With so much emphasis being placed on Special Operations units to counter adversaries, train partner forces, and carry the nation’s mantle in forward operations, the conventional Navy/Marine Corps team must be able to respond rapidly to integrate with the Special Operations community. Improved basic education is part of this, and should include naval involvement in the Joint Staff J39’s frequent Strategic Multilayer Assessment (SMA) analyses of adversaries from across multiple combatant command areas of operation.
SMA efforts include Special Operations Command-requested deep dives into “gray zone” operations—those between traditional war and peace—essentially the perpetual state of conflict we find ourselves in now, with little green men, little blue men, and the long war against Islamists. These gray zone analyses are mostly Army-centric and rarely have naval representatives in their discussions or planning sessions. This should change.
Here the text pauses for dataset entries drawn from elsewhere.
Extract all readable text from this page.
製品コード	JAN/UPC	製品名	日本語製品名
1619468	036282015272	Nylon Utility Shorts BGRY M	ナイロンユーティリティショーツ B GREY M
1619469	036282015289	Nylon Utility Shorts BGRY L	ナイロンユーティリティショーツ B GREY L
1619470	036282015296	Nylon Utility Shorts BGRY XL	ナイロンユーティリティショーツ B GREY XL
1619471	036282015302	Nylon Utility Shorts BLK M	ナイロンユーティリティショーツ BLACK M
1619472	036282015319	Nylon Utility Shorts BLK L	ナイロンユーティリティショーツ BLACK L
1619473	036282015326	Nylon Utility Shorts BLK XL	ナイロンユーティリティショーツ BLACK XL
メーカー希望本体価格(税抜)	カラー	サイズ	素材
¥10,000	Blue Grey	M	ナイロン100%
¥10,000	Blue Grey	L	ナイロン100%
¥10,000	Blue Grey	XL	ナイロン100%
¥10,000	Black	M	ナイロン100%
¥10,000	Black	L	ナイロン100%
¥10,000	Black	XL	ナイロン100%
These recommended changes to our current GMT education and training to increase warfighting readiness and culture, with a focus on the 4+1, will meet the CNO’s guidance to “achieve high-velocity learning at every level.” These suggestions also are in keeping with the Commandant’s most current guidance, in his introduction to the September 2016 “Marine Corps Operating Concept,” which reminds us: “The profession of arms is unforgiving; mistakes are paid for in blood and incompetence can lead to catastrophic defeat. When we fight, we must win.”
1. James Kitfield, “Dempsey Wants to ‘Rebalance the Use of Military Power,’” 12 May 2014, www.defenseone.com/ideas/2014/05/dempsey-wants-rebalance-away-use-military-force/84271/?oref=d-skybox.
2. Lolita C. Baldor, “Joint Chiefs Nominee Says He Will Assess Strategy Against IS,” 9 July 2015, abcnews.go.com/Politics/wireStory/joint-chiefs-nominee-assess-strategy-32320451.
3. SASC Chairman Senator John McCain’s opening remarks for FY17 NDAA debate, 6 June 2016, www.mccain.senate.gov/public/index.cfm/press-releases?ID=DBD52EC4-40FD-476A-816C-72E1E55AE051.
4. Marine Corps Commandant speech on the Long War, Marines’ Memorial Association and World Affairs Council, San Francisco, CA, 10 July 2007, www.blackfive.net/main/2007/07/usmc-commandant.html.
5. ndupress.ndu.edu/Portals/68/Documents/Books/lessons-encountered/lessons-encountered.pdf.